I'm trying to test a showDialog Widget from following function:

void handleResponseCode(String code, BuildContext context) async {
  String respond;
  Map<String, String> responses = {
    '200': 'Connection successful',
    '401': 'Invalid or no API key found',
    '403': 'Your API access isn\'t enabled.',
    '500': 'We hit a server error.'
  };
  responses.containsKey(code)
      ? respond = responses[code]
      : respond = 'Unknown error accured during connection.';
  AlertDialog alert = AlertDialog(
    title: code == '200'
        ? Text('Success', style: TextStyle(color: Colors.green))
        : Text('Connection error', style: TextStyle(color: Colors.red)),
    content: Text(respond),
    actions: <Widget>[
      FlatButton(
        child: Text('OK'),
        onPressed: Navigator.of(context).pop,
      )
    ],
  );
  showDialog(context: context, builder: (BuildContext context) => alert);
}

With a following test:

main() {
  group('Handling different response code', () {
    testWidgets('200 OK', (WidgetTester tester) async {
      await tester.pumpWidget(Builder(
          builder: (BuildContext context) =>
              handleResponseCode('200', context)));
    });
  });
}

Screen version

There are two main problems i have with testing it.

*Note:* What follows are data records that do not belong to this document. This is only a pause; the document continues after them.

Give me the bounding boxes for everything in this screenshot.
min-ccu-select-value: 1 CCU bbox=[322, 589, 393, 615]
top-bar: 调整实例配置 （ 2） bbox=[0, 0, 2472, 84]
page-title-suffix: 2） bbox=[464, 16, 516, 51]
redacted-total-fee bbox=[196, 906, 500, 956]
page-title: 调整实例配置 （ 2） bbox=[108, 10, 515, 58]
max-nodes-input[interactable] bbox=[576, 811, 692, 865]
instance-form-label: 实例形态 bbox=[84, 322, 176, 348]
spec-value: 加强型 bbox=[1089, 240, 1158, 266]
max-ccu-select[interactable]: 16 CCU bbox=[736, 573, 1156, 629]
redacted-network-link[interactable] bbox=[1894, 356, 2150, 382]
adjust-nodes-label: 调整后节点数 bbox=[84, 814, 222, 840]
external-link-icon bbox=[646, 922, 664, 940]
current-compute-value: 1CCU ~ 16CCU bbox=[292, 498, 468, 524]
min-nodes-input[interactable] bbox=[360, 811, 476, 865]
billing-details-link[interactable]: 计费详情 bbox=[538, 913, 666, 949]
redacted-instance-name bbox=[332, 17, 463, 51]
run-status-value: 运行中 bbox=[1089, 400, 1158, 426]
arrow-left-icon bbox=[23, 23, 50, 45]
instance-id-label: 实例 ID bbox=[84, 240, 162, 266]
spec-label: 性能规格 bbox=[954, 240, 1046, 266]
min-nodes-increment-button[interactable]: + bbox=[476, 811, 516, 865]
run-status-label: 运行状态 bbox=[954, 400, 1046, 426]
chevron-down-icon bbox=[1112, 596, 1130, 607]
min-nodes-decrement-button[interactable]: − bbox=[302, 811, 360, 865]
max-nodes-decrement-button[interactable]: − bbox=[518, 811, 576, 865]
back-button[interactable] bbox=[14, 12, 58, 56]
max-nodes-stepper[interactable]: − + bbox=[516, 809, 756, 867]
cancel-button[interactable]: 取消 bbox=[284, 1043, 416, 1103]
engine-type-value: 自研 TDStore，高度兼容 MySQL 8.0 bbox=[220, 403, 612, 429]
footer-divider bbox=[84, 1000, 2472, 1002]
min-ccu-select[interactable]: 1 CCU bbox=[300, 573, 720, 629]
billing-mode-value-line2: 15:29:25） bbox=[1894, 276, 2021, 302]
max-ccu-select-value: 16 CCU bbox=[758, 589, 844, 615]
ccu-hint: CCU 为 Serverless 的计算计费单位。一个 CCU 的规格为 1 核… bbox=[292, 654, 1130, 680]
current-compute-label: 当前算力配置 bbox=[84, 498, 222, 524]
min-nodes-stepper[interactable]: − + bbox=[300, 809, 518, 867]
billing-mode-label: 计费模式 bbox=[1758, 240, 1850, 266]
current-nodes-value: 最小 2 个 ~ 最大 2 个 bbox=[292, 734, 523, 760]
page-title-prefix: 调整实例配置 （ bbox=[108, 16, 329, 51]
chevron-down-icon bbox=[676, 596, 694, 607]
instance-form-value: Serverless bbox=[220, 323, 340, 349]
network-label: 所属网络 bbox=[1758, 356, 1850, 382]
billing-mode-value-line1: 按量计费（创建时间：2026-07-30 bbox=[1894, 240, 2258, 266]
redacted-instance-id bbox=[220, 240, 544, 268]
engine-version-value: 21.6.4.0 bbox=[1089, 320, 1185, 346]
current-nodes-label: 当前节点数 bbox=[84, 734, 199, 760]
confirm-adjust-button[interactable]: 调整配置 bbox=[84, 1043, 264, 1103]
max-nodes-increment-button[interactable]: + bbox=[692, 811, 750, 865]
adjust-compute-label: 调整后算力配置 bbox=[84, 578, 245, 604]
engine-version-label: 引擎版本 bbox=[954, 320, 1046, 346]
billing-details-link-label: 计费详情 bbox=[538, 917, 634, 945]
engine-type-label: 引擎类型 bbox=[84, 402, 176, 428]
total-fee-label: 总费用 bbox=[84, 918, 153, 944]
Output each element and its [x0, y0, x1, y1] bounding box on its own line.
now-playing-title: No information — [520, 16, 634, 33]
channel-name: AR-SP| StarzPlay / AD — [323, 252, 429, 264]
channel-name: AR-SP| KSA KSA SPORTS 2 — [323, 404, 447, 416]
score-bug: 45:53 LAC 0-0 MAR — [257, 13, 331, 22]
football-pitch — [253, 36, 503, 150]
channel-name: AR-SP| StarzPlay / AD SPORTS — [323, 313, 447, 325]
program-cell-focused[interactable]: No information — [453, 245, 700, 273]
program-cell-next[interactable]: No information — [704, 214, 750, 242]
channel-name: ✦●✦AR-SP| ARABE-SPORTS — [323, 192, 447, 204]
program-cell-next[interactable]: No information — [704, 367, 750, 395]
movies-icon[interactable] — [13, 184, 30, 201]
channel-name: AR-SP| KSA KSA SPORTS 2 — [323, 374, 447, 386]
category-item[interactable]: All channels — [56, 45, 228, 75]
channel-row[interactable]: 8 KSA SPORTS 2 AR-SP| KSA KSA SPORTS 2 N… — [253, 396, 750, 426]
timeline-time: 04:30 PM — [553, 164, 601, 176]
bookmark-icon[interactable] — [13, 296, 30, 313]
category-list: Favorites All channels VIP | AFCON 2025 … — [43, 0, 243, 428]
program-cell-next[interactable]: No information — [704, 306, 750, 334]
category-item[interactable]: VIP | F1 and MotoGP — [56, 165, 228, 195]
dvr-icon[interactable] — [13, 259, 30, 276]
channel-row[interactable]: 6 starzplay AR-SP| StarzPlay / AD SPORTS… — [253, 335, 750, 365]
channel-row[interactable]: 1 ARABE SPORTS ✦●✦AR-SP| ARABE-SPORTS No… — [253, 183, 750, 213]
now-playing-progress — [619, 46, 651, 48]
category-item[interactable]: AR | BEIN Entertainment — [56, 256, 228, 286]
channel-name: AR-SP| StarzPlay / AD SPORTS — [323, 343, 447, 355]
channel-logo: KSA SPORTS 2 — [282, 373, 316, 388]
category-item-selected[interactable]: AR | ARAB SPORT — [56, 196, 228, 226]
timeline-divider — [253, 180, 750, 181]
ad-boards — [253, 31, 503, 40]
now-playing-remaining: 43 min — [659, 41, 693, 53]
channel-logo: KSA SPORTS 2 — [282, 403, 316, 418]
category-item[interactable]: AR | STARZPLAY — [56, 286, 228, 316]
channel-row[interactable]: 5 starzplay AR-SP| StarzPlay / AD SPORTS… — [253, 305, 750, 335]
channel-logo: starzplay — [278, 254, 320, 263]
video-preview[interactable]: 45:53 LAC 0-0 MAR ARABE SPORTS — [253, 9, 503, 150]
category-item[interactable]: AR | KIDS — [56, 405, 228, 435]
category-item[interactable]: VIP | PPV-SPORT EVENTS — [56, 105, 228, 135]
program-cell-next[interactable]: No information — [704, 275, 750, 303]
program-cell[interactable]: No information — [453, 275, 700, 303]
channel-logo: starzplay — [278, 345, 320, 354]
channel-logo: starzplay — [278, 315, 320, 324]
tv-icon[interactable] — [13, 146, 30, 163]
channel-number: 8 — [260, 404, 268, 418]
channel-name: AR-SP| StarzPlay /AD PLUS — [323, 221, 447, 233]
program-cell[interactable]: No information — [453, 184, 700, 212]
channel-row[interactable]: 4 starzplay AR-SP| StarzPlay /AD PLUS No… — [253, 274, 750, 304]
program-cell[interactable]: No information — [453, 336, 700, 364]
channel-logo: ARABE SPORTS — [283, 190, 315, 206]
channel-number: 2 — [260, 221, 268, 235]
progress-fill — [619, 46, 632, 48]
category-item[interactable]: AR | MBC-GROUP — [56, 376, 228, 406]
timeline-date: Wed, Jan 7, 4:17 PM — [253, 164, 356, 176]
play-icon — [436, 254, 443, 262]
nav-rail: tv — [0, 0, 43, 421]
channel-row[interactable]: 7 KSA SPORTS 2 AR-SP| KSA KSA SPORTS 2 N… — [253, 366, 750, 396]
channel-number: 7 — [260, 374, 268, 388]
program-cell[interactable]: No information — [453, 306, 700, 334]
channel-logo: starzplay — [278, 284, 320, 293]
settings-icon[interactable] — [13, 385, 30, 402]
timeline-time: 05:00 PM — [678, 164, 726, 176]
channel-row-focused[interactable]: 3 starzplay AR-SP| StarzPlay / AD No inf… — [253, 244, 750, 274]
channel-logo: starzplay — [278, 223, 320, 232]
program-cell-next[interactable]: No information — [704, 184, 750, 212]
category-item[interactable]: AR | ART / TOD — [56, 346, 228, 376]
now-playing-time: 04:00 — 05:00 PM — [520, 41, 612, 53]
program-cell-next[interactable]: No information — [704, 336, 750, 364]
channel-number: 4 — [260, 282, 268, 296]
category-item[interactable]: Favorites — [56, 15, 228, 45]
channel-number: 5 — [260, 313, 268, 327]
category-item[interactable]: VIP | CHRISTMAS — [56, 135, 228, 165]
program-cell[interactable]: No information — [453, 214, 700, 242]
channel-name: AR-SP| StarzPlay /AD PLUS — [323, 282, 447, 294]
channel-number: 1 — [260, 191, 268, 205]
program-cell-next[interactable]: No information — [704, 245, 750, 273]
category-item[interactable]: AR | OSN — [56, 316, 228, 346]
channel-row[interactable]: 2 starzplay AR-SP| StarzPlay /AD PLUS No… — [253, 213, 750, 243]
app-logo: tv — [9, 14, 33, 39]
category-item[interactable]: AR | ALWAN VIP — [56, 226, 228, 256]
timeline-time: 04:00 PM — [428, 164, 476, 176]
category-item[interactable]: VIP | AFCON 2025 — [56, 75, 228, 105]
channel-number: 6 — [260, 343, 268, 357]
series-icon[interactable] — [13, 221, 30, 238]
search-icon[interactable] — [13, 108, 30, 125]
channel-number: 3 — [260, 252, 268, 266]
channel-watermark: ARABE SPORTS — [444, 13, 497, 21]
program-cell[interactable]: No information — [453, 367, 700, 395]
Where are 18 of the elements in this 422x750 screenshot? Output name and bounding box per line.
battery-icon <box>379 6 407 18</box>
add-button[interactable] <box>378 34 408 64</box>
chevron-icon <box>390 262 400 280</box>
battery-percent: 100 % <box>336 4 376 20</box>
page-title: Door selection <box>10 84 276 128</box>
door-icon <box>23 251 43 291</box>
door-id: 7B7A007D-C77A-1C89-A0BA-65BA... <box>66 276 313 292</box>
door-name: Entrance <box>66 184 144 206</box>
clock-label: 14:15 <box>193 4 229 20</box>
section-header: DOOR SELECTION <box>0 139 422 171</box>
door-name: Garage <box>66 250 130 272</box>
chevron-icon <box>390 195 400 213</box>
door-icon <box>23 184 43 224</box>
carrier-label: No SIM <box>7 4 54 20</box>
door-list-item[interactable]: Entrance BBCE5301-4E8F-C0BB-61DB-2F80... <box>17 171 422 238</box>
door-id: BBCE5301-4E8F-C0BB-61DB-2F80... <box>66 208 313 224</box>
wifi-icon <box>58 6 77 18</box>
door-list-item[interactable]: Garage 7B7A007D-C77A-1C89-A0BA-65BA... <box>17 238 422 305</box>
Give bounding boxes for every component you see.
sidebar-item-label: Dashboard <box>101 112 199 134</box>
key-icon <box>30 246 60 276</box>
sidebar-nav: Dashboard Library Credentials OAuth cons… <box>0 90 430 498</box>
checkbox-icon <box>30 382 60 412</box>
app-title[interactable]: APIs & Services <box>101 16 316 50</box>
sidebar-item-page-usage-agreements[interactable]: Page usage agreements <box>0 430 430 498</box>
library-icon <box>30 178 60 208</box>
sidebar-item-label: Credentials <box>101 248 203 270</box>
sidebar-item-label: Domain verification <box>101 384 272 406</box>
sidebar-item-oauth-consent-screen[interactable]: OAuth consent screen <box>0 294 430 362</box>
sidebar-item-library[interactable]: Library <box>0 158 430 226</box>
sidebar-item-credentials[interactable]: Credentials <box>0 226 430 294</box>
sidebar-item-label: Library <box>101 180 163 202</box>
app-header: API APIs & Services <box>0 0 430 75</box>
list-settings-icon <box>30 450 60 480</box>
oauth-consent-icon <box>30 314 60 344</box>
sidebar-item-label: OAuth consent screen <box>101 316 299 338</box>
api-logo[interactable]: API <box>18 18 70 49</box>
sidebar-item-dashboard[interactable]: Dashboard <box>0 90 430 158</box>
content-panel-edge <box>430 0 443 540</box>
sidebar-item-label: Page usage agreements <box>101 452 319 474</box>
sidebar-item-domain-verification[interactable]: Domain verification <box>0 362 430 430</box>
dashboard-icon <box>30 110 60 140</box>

1. Because of context parameter i need to use Builder which requires a Widget annonymous closure as a builder: (as seen on screen).
2. The function returns void and tester.pumpWidget method that I tried to use requires a Widget object and I cant simply return a Widget because showDialog returns Future<Widget> that is not allowed in Builder constructor.

I want to create this Widget somehow and by using finder test it or change the function in a way that it will return my showDialog as a Widget and not Future (but I believe it's impossible).